De 1983 à 1985, Lucien Duquesne était en mission au Québec. C'est là qu'il a rencontré Kolette Turquot. De cette rencontre est né un livre. Y vit une enfant, une adolescente, une femme dans sa famille, avec ses amis, au creux d'une société occidentale élitiste et efficace...

Y vit aussi un peuple de pauvres dans sa « terre » : Ville Jacques-Cartier au sud de Montréal ; un peuple de pauvre face au « bien-être » curieusement nommé : l'aide sociale.

La découverte du mouvement est pour Kolette comme l'arrivée en terre promise...

Quand on a lu Kolette, on n'est plus le même. On est plus le même à condition d'être (encore) apte à recevoir une leçon d'humanité. Kolette a un ton léger, enjoué, plein d'humour quand, face à Lucien, elle raconte, elle développe sa pensée. Mais ce ton ne doit pas nous tromper : toute la détresse humaine s'exprime ici, dans le langage du Québec, de beaux mots anciens ou inventés au contact de l'anglophonie.

On ne fait pas le commentaire d'un tel témoignage. Il existe en allemand le terme « zerreden », ce qui signifie traduit littéralement : déchirer par les mots. Je ne déchirerai pas par des mots, les miens, l'expérience de vie et la sagesse d'une grande dame. Je ne peux que m'incliner avec un respect ému devant l'intelligence et l'humour - qui en est le signe - de Kolette Turquot. C'est cela « maîtriser la vie », ce n'est pas autre chose.

Ne lirait-on que le chapitre intitulé « on décide à la place des pauvres » (p. 168 ss) cela devrait suffire pour inciter à faire une révision de nos systèmes de références et de valeurs. Ce sont les réflexions de Kolette sur l'avortement et la contraception. Nous connaissons ces réflexions que tous les pauvres du monde font, avec leurs pauvres mots mais Kolette leur prête les siens, pour les exprimer avec intelligence et grandeur. Je vous livre les deux derniers alinéas de ce chapitre :

« Dieu, il a fallu qu'il aime beaucoup pour décider de créer les hommes. Un couple, il faut qu'il aime beaucoup pour décider de faire un enfant. Mais tu sais, parfois, il faut aussi que tu aimes beaucoup pour accepter de ne pas faire d'enfant. Moi, j'aurais tellement voulu donner la vie.

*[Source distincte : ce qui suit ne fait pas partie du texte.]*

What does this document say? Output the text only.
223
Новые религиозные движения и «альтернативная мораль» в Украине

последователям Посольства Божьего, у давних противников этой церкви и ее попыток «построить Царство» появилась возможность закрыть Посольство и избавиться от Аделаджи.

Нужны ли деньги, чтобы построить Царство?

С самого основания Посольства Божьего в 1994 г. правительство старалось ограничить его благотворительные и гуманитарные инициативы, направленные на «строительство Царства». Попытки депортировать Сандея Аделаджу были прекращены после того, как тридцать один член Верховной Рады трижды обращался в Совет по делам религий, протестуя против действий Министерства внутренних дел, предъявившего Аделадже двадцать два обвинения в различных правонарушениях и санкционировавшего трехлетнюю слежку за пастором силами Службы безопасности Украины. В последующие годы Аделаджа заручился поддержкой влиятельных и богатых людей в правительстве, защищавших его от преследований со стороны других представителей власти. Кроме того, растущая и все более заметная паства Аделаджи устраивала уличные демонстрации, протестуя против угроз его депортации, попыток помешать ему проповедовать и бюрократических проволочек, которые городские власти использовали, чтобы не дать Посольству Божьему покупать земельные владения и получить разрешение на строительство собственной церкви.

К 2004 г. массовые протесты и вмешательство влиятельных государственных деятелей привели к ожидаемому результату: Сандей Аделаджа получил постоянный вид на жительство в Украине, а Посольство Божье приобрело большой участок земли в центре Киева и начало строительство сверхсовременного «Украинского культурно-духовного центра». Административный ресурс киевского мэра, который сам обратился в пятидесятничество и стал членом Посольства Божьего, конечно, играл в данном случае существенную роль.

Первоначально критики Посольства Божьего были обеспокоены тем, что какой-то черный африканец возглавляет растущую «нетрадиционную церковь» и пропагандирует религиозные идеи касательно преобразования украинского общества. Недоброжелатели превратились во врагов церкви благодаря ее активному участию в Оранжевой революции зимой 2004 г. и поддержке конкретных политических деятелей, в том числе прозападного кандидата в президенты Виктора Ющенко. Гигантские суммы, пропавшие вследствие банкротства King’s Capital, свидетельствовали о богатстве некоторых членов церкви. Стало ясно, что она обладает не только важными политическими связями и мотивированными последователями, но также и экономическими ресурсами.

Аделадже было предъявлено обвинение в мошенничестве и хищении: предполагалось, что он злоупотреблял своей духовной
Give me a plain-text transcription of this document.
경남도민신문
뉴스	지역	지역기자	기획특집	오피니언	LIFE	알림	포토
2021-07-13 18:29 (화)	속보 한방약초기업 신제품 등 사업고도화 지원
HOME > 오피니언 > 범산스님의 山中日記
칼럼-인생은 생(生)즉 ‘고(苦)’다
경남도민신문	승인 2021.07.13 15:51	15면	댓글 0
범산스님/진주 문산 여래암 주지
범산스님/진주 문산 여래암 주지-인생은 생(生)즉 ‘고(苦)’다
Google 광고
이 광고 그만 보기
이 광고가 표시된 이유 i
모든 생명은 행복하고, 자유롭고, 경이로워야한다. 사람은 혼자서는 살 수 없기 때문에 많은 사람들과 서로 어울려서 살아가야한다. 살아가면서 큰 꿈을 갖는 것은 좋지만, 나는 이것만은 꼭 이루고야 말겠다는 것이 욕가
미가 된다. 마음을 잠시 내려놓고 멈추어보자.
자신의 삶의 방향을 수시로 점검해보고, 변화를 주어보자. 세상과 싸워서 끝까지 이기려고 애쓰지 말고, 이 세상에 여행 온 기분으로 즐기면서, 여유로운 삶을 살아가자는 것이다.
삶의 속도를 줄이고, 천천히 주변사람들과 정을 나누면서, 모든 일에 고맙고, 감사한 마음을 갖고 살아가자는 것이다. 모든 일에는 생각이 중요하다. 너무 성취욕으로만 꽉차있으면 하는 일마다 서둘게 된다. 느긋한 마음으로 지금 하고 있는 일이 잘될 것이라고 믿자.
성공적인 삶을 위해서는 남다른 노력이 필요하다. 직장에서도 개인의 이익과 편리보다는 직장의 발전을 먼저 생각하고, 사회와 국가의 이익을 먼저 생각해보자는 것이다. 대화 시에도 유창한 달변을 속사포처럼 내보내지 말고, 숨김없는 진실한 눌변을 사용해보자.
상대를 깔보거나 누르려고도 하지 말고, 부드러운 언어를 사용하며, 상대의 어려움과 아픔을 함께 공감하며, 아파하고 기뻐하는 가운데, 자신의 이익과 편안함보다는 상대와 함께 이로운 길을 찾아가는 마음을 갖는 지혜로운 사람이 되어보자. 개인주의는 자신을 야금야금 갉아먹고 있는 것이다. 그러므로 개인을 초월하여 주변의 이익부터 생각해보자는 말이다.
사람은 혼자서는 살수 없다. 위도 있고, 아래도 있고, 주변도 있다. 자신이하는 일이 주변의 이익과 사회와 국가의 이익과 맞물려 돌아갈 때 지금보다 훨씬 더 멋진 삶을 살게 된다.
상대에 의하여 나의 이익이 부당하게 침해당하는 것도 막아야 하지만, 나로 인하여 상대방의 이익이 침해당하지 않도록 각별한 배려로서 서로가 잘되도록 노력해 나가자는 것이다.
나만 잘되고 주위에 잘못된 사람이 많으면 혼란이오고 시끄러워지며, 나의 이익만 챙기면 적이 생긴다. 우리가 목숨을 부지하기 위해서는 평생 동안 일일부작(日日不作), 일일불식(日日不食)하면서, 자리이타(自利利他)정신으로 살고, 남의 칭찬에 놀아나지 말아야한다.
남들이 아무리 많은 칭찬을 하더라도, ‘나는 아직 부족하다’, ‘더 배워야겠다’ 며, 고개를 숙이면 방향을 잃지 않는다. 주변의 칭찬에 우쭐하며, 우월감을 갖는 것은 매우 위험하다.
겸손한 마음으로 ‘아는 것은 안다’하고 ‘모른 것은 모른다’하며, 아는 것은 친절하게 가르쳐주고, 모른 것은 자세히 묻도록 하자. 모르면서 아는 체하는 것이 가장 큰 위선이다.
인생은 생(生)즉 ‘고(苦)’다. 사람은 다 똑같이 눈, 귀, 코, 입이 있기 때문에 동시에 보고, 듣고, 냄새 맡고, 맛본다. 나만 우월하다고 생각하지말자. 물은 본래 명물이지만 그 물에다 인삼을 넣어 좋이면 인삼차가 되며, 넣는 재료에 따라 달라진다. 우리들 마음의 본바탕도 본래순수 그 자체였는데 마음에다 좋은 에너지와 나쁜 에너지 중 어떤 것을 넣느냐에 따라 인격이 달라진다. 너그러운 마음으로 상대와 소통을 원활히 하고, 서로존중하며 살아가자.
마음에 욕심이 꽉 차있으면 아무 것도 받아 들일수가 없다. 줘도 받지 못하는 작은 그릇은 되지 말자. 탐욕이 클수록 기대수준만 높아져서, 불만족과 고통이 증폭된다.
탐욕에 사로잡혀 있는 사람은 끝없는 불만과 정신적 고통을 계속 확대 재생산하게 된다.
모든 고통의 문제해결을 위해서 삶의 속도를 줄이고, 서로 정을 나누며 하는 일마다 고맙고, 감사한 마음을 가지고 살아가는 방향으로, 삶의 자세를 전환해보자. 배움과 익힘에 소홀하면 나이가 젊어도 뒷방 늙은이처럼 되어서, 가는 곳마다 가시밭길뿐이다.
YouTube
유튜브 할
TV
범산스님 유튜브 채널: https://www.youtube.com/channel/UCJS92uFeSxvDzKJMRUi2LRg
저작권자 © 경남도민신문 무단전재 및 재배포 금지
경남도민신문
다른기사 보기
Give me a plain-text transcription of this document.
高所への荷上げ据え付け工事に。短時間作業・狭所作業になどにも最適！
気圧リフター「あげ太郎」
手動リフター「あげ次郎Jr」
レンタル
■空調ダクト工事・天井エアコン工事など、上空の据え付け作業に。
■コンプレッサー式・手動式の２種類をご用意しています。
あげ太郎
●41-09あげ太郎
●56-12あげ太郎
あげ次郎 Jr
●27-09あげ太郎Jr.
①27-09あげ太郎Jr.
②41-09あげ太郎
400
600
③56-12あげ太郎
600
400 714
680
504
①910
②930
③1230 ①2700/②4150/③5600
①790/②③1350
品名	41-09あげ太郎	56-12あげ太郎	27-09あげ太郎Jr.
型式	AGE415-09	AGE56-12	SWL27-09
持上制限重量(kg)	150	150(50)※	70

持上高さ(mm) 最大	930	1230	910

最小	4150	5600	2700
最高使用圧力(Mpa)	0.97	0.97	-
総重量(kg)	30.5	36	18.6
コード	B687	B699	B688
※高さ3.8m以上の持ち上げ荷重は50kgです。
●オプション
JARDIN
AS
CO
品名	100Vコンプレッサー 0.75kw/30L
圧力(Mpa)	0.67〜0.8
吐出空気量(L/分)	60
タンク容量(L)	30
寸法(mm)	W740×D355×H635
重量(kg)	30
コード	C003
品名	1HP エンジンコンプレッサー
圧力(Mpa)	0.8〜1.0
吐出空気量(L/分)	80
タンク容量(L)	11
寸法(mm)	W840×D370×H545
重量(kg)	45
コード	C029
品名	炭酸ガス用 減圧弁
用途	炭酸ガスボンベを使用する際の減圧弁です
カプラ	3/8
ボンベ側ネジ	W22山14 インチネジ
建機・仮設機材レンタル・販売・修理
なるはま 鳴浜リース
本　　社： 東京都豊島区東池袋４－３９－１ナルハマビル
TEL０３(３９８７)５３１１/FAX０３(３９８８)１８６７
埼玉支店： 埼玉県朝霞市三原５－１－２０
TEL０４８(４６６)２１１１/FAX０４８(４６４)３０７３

Mais est-ce que j'aurais tellement voulu donner la vie. Mais est-ce que j'aurais eu le droit de mettre des enfants au monde en sachant qu'ils auraient pu être malades comme moi ? Finalement, c'est le médecin qui a tranché la question. Ça m'a pris du temps pour essayer de m'y faire, et je m'y ferai peut-être jamais, je crois... Tu sais, il faut vraiment beaucoup aimer pour accepter de ne pas avoir d'enfant. »

Après de telles paroles, il convient de se taire.